Where they lived and the job they did, played a massive part on the type of coat they had and their build. We now have the Portuguese Water Dog, Spanish Water Dog and a few other breeds in the region who all came from the same root stock.

The Spanish Water Dog of today was created from three different types of long haired working dogs in Spain. The Serrano type was a large, strong dog with a thick coat which had to work and live amongst herds of sheep and goats in the cold mountains of Spain. The Marismeno type was a lighter built dog found on warmer climates and therefore, had a lighter coat and was used to hunt aswell as work on farms. The third type was the Northern type also known as the Cantabria type which was used as a Water Dog by fishermen and therefore its coat and build was more of typical water dog. There is now talk of the Cantabria type becoming it’s own breed and becoming known as the Cantabria Water Dog.

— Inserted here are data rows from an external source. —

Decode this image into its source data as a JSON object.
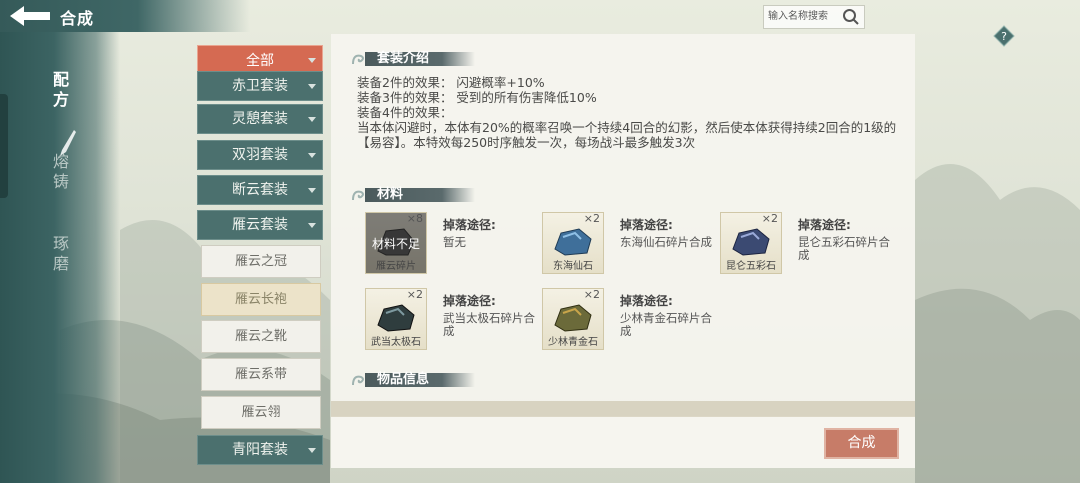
{
  "header": {
    "title": "合成",
    "back_icon": "back-arrow-icon"
  },
  "search": {
    "placeholder": "输入名称搜索",
    "icon": "search-icon"
  },
  "help": {
    "label": "?",
    "icon": "help-icon"
  },
  "leftnav": {
    "items": [
      {
        "label": "配方",
        "active": true
      },
      {
        "label": "熔铸",
        "active": false
      },
      {
        "label": "琢磨",
        "active": false
      }
    ]
  },
  "categories": [
    {
      "label": "全部",
      "selected": true
    },
    {
      "label": "赤卫套装",
      "selected": false
    },
    {
      "label": "灵憩套装",
      "selected": false
    },
    {
      "label": "双羽套装",
      "selected": false
    },
    {
      "label": "断云套装",
      "selected": false
    },
    {
      "label": "雁云套装",
      "selected": false,
      "expanded": true
    },
    {
      "label": "青阳套装",
      "selected": false
    }
  ],
  "subitems": [
    {
      "label": "雁云之冠",
      "selected": false
    },
    {
      "label": "雁云长袍",
      "selected": true
    },
    {
      "label": "雁云之靴",
      "selected": false
    },
    {
      "label": "雁云系带",
      "selected": false
    },
    {
      "label": "雁云翎",
      "selected": false
    }
  ],
  "set_intro": {
    "heading": "套装介绍",
    "line2": "装备2件的效果： 闪避概率+10%",
    "line3": "装备3件的效果： 受到的所有伤害降低10%",
    "line4": "装备4件的效果：",
    "desc": "当本体闪避时，本体有20%的概率召唤一个持续4回合的幻影，然后使本体获得持续2回合的1级的【易容】。本特效每250时序触发一次，每场战斗最多触发3次"
  },
  "materials": {
    "heading": "材料",
    "drop_label": "掉落途径:",
    "items": [
      {
        "name": "雁云碎片",
        "count": "×8",
        "status": "材料不足",
        "drop": "暂无",
        "color": "#4a4a4a"
      },
      {
        "name": "东海仙石",
        "count": "×2",
        "drop": "东海仙石碎片合成",
        "color": "#3f6f9a"
      },
      {
        "name": "昆仑五彩石",
        "count": "×2",
        "drop": "昆仑五彩石碎片合成",
        "color": "#3b4a72"
      },
      {
        "name": "武当太极石",
        "count": "×2",
        "drop": "武当太极石碎片合成",
        "color": "#2f3d3e"
      },
      {
        "name": "少林青金石",
        "count": "×2",
        "drop": "少林青金石碎片合成",
        "color": "#6b6a3a"
      }
    ]
  },
  "item_info": {
    "heading": "物品信息"
  },
  "actions": {
    "compose_label": "合成"
  }
}
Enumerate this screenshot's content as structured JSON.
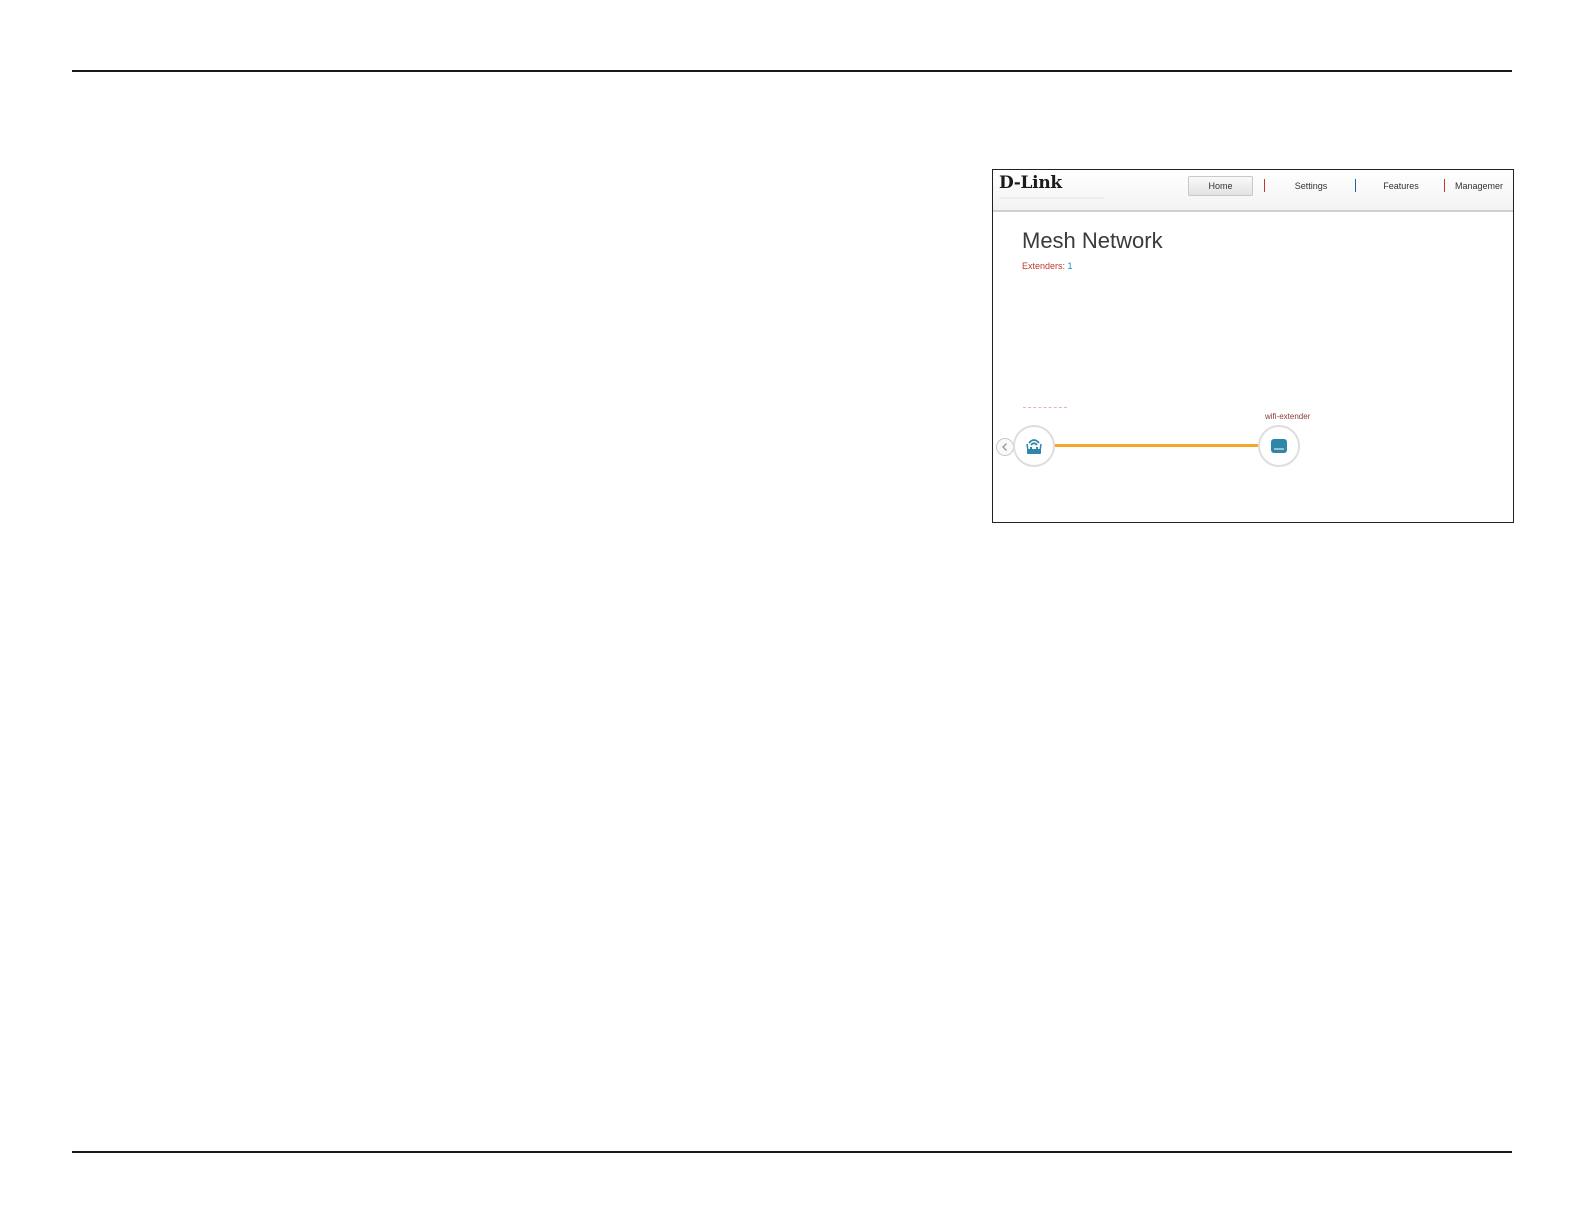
{
  "topbar": {
    "brand": "D-Link",
    "nav": [
      {
        "label": "Home",
        "active": true
      },
      {
        "label": "Settings",
        "active": false
      },
      {
        "label": "Features",
        "active": false
      },
      {
        "label": "Managemer",
        "active": false
      }
    ],
    "separator_colors": [
      "#c0392b",
      "#1e5fa8",
      "#c0392b"
    ]
  },
  "main": {
    "title": "Mesh Network",
    "extenders_label": "Extenders:",
    "extenders_count": "1"
  },
  "topology": {
    "router_label": "",
    "extender_label": "wifi-extender",
    "link_color": "#f4a62b",
    "icon_color": "#2f86a8"
  }
}
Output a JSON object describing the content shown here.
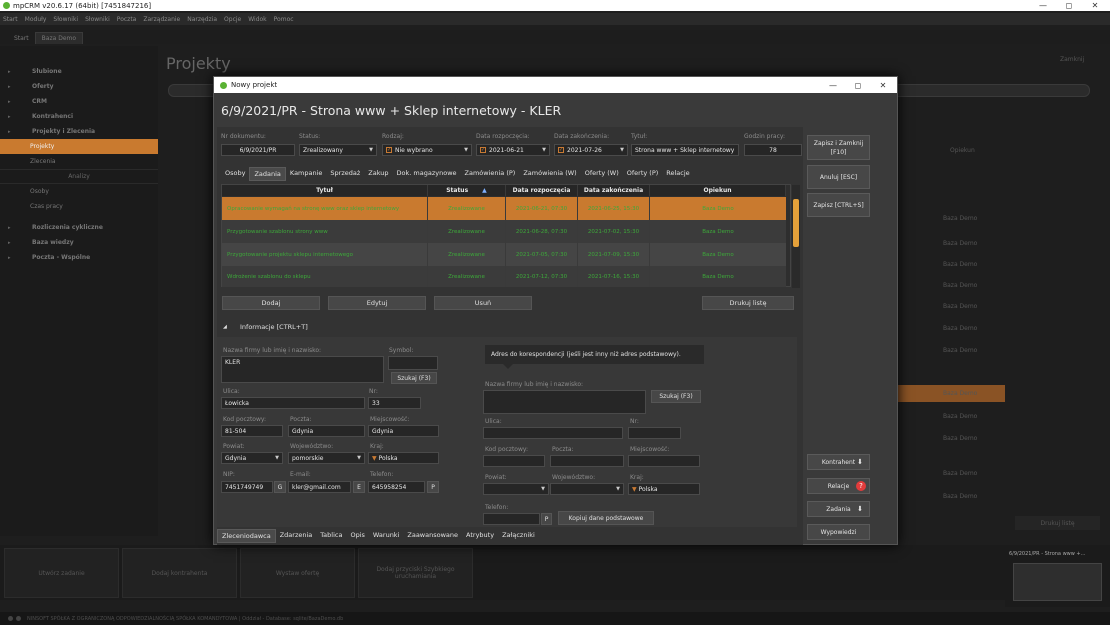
{
  "app": {
    "title": "mpCRM v20.6.17 (64bit) [7451847216]",
    "menu": [
      "Start",
      "Moduły",
      "Słowniki",
      "Słowniki",
      "Poczta",
      "Zarządzanie",
      "Narzędzia",
      "Opcje",
      "Widok",
      "Pomoc"
    ],
    "tabs": [
      "Start",
      "Baza Demo"
    ],
    "window_controls": [
      "—",
      "◻",
      "✕"
    ]
  },
  "sidebar": {
    "items": [
      {
        "label": "Słubione",
        "arrow": "▸"
      },
      {
        "label": "Oferty",
        "arrow": "▸"
      },
      {
        "label": "CRM",
        "arrow": "▸"
      },
      {
        "label": "Kontrahenci",
        "arrow": "▸"
      },
      {
        "label": "Projekty i Zlecenia",
        "arrow": "▸"
      }
    ],
    "sub_items": [
      "Projekty",
      "Zlecenia"
    ],
    "section": "Analizy",
    "sub_items2": [
      "Osoby",
      "Czas pracy"
    ],
    "items2": [
      {
        "label": "Rozliczenia cykliczne",
        "arrow": "▸"
      },
      {
        "label": "Baza wiedzy",
        "arrow": "▸"
      },
      {
        "label": "Poczta - Wspólne",
        "arrow": "▸"
      }
    ]
  },
  "background": {
    "title": "Projekty",
    "close_label": "Zamknij",
    "col_opiekun": "Opiekun",
    "row_values": [
      "Baza Demo",
      "Baza Demo",
      "Baza Demo",
      "Baza Demo",
      "Baza Demo",
      "Baza Demo",
      "Baza Demo",
      "Baza Demo",
      "Baza Demo",
      "Baza Demo",
      "Baza Demo",
      "Baza Demo"
    ],
    "print_label": "Drukuj listę",
    "bottom_buttons": [
      "Utwórz zadanie",
      "Dodaj kontrahenta",
      "Wystaw ofertę",
      "Dodaj przyciski Szybkiego uruchamiania"
    ],
    "preview_label": "6/9/2021/PR - Strona www +...",
    "status_text": "NINSOFT SPÓŁKA Z OGRANICZONĄ ODPOWIEDZIALNOŚCIĄ SPÓŁKA KOMANDYTOWA | Oddział - Database: sqlite/BazaDemo.db"
  },
  "dialog": {
    "window_title": "Nowy projekt",
    "heading": "6/9/2021/PR - Strona www + Sklep internetowy - KLER",
    "fields": {
      "nr_label": "Nr dokumentu:",
      "nr_value": "6/9/2021/PR",
      "status_label": "Status:",
      "status_value": "Zrealizowany",
      "rodzaj_label": "Rodzaj:",
      "rodzaj_value": "Nie wybrano",
      "start_label": "Data rozpoczęcia:",
      "start_value": "2021-06-21",
      "end_label": "Data zakończenia:",
      "end_value": "2021-07-26",
      "title_label": "Tytuł:",
      "title_value": "Strona www + Sklep internetowy",
      "hours_label": "Godzin pracy:",
      "hours_value": "78"
    },
    "tabs": [
      "Osoby",
      "Zadania",
      "Kampanie",
      "Sprzedaż",
      "Zakup",
      "Dok. magazynowe",
      "Zamówienia (P)",
      "Zamówienia (W)",
      "Oferty (W)",
      "Oferty (P)",
      "Relacje"
    ],
    "active_tab": 1,
    "grid": {
      "headers": [
        "Tytuł",
        "Status",
        "Data rozpoczęcia",
        "Data zakończenia",
        "Opiekun"
      ],
      "sort_icon": "▲",
      "rows": [
        {
          "title": "Opracowanie wymagań na stronę www oraz sklep internetowy",
          "status": "Zrealizowane",
          "start": "2021-06-21, 07:30",
          "end": "2021-06-25, 15:30",
          "owner": "Baza Demo"
        },
        {
          "title": "Przygotowanie szablonu strony www",
          "status": "Zrealizowane",
          "start": "2021-06-28, 07:30",
          "end": "2021-07-02, 15:30",
          "owner": "Baza Demo"
        },
        {
          "title": "Przygotowanie projektu sklepu internetowego",
          "status": "Zrealizowane",
          "start": "2021-07-05, 07:30",
          "end": "2021-07-09, 15:30",
          "owner": "Baza Demo"
        },
        {
          "title": "Wdrożenie szablonu do sklepu",
          "status": "Zrealizowane",
          "start": "2021-07-12, 07:30",
          "end": "2021-07-16, 15:30",
          "owner": "Baza Demo"
        }
      ],
      "buttons": [
        "Dodaj",
        "Edytuj",
        "Usuń",
        "Drukuj listę"
      ]
    },
    "info": {
      "header": "Informacje [CTRL+T]",
      "name_label": "Nazwa firmy lub imię i nazwisko:",
      "name_value": "KLER",
      "symbol_label": "Symbol:",
      "search_label": "Szukaj (F3)",
      "street_label": "Ulica:",
      "street_value": "Łowicka",
      "nr_label": "Nr:",
      "nr_value": "33",
      "zip_label": "Kod pocztowy:",
      "zip_value": "81-504",
      "post_label": "Poczta:",
      "post_value": "Gdynia",
      "city_label": "Miejscowość:",
      "city_value": "Gdynia",
      "county_label": "Powiat:",
      "county_value": "Gdynia",
      "voiv_label": "Województwo:",
      "voiv_value": "pomorskie",
      "country_label": "Kraj:",
      "country_value": "Polska",
      "nip_label": "NIP:",
      "nip_value": "7451749749",
      "nip_btn": "G",
      "email_label": "E-mail:",
      "email_value": "kler@gmail.com",
      "email_btn": "E",
      "phone_label": "Telefon:",
      "phone_value": "645958254",
      "phone_btn": "P",
      "addr_hint": "Adres do korespondencji (jeśli jest inny niż adres podstawowy).",
      "c_name_label": "Nazwa firmy lub imię i nazwisko:",
      "c_search_label": "Szukaj (F3)",
      "c_street_label": "Ulica:",
      "c_nr_label": "Nr:",
      "c_zip_label": "Kod pocztowy:",
      "c_post_label": "Poczta:",
      "c_city_label": "Miejscowość:",
      "c_county_label": "Powiat:",
      "c_voiv_label": "Województwo:",
      "c_country_label": "Kraj:",
      "c_country_value": "Polska",
      "c_phone_label": "Telefon:",
      "c_phone_btn": "P",
      "copy_label": "Kopiuj dane podstawowe"
    },
    "bottom_tabs": [
      "Zleceniodawca",
      "Zdarzenia",
      "Tablica",
      "Opis",
      "Warunki",
      "Zaawansowane",
      "Atrybuty",
      "Załączniki"
    ],
    "active_bottom_tab": 0,
    "side_buttons": {
      "save_close": "Zapisz i Zamknij [F10]",
      "cancel": "Anuluj [ESC]",
      "save": "Zapisz [CTRL+S]",
      "kontrahent": "Kontrahent",
      "relacje": "Relacje",
      "relacje_badge": "?",
      "zadania": "Zadania",
      "wypowiedzi": "Wypowiedzi"
    }
  }
}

I know that when the Portuguese Water Dog was being created there were dogs who had never seen water or never been in water were being used to create the Portuguese Water Dog solely as a water dog. Due to the breed being marketed solely as a water dog and breeding for that sole purpose, a lot of other types fell by the wayside and have now been lost. All that we are left with now is nothing more than a show pony. The Spanish Water Dog had up until recently avoided the show breeders and therefore even to this day you can find the three main types.

This is where a name can be very misleading as these dogs always came in various types and sizes and were expected to do a variety of functions in various terrains.

What’s concerning to me is that you will struggle to find a working Spanish Water Dog even its homeland. The breed is now becoming more and more popular as a show dog and puppies are being sold for prices as high as €1,500 per pup. I doubt that any local could afford them prices given that their average monthly income is nowhere near that. It’s clear that these dogs are being bred and marketed solely for foreigners who can afford such prices…

This is in my mind, the beginning of the end for the breed. It’s a shame as one of my favourite dogs growing up on my grandfathers farm was one of these types, money and greed will always ruin any breed.